The other reason this class is cool is because you can always revise what you submit. Even when you submit a final paper, you have the opportunity to rewrite the assignment if you’re not pleased with the grade. Through low stakes writing practice and opportunities for continuous revision, you will gain confidence in your own writing ability.
“I hope students realize that writing is a skill that can be learned…just like riding a bike or solving a math equation,” said current instructor Rhonda Dean-Kyncl. “We aren’t born good writers; we learn to be good writers. I hope students leave this class knowing they made progress in their ability to engage an audience and communicate with that audience by writing clearly, effectively, and persuasively. I hope every time a student sits down and sends an email to her boss, a letter to the editor, or a memo to a colleague, they do it with confidence. I also hope they learn to always revise: write, rewrite, and rewrite some more.
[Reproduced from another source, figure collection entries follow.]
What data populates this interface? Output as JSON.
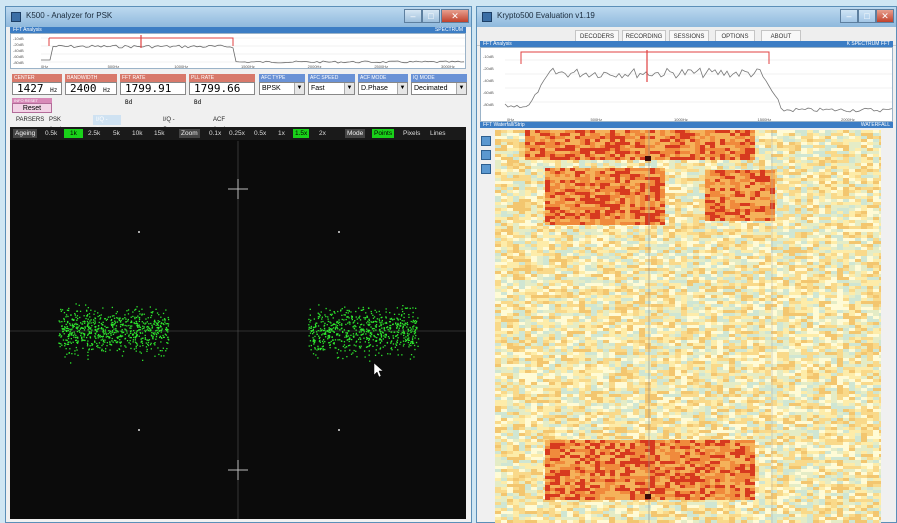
{
  "left_window": {
    "title": "K500 - Analyzer for PSK",
    "fft_header": "FFT Analysis",
    "fft_header_right": "SPECTRUM",
    "db_ticks": [
      "-10dB",
      "-20dB",
      "-40dB",
      "-60dB",
      "-80dB"
    ],
    "freq_ticks": [
      "0Hz",
      "500Hz",
      "1000Hz",
      "1500Hz",
      "2000Hz",
      "2500Hz",
      "3000Hz"
    ],
    "params": {
      "center": {
        "label": "CENTER",
        "value": "1427",
        "unit": "Hz"
      },
      "bandwidth": {
        "label": "BANDWIDTH",
        "value": "2400",
        "unit": "Hz"
      },
      "fft_rate": {
        "label": "FFT RATE",
        "value": "1799.91",
        "unit": "Bd"
      },
      "pll_rate": {
        "label": "PLL RATE",
        "value": "1799.66",
        "unit": "Bd"
      },
      "afc_type": {
        "label": "AFC TYPE",
        "value": "BPSK"
      },
      "afc_speed": {
        "label": "AFC SPEED",
        "value": "Fast"
      },
      "acf_mode": {
        "label": "ACF MODE",
        "value": "D.Phase"
      },
      "iq_mode": {
        "label": "IQ MODE",
        "value": "Decimated"
      }
    },
    "reset_label": "Reset",
    "reset_header": "INFO RESET",
    "tabs": [
      {
        "label": "PARSERS"
      },
      {
        "label": "PSK Analyzer"
      },
      {
        "label": "I/Q - Phase plane"
      },
      {
        "label": "I/Q - Scope"
      },
      {
        "label": "ACF Analyzer"
      }
    ],
    "controls": {
      "ageing_label": "Ageing",
      "ageing_options": [
        "0.5k",
        "1k",
        "2.5k",
        "5k",
        "10k",
        "15k"
      ],
      "zoom_label": "Zoom",
      "zoom_options": [
        "0.1x",
        "0.25x",
        "0.5x",
        "1x",
        "1.5x",
        "2x"
      ],
      "mode_label": "Mode",
      "mode_options": [
        "Points",
        "Pixels",
        "Lines"
      ]
    }
  },
  "right_window": {
    "title": "Krypto500 Evaluation v1.19",
    "toolbar": [
      "DECODERS",
      "RECORDING",
      "SESSIONS",
      "OPTIONS",
      "ABOUT"
    ],
    "fft_header": "FFT Analysis",
    "fft_header_right": "K SPECTRUM FFT",
    "db_ticks": [
      "-10dB",
      "-20dB",
      "-40dB",
      "-60dB",
      "-80dB"
    ],
    "freq_ticks": [
      "0Hz",
      "500Hz",
      "1000Hz",
      "1500Hz",
      "2000Hz"
    ],
    "waterfall_header": "FFT Waterfall/Strip",
    "waterfall_header_right": "WATERFALL"
  },
  "colors": {
    "accent_green": "#19d119",
    "constellation": "#2ee82e",
    "title_bar": "#a7cbe8",
    "close_button": "#c0412c",
    "panel_blue": "#3c7dc4",
    "marker_red": "#e04040"
  }
}
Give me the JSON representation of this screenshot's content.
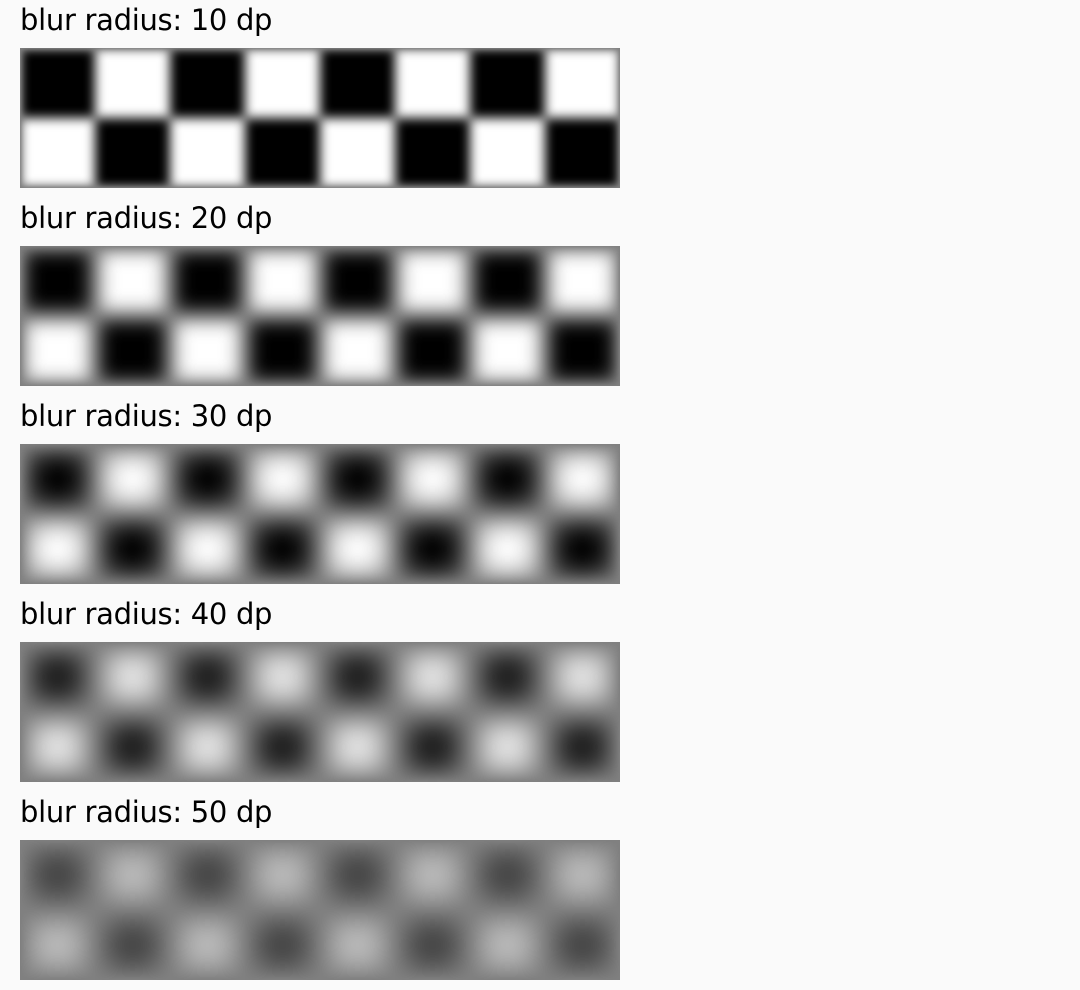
{
  "samples": [
    {
      "label": "blur radius: 10 dp",
      "radius_dp": 10
    },
    {
      "label": "blur radius: 20 dp",
      "radius_dp": 20
    },
    {
      "label": "blur radius: 30 dp",
      "radius_dp": 30
    },
    {
      "label": "blur radius: 40 dp",
      "radius_dp": 40
    },
    {
      "label": "blur radius: 50 dp",
      "radius_dp": 50
    }
  ],
  "checkerboard": {
    "columns": 8,
    "rows": 2,
    "first_cell": "dark",
    "dark_color": "#000000",
    "light_color": "#ffffff"
  }
}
I hope they never again think you can just pour sentences and paragraphs onto a page that are perfectly constructed. I also hope students will view writing as a communal process. We all need the feedback and input of others.”
This class teaches you that through critical reading and an openness to others, we can always learn more, and that writing can become a practiced and practical skill. By learning writing practices that help us imagine new possibilities for our workplaces and communities, we can then enact those possibilities through the written word, inspire others, and perhaps even enact change.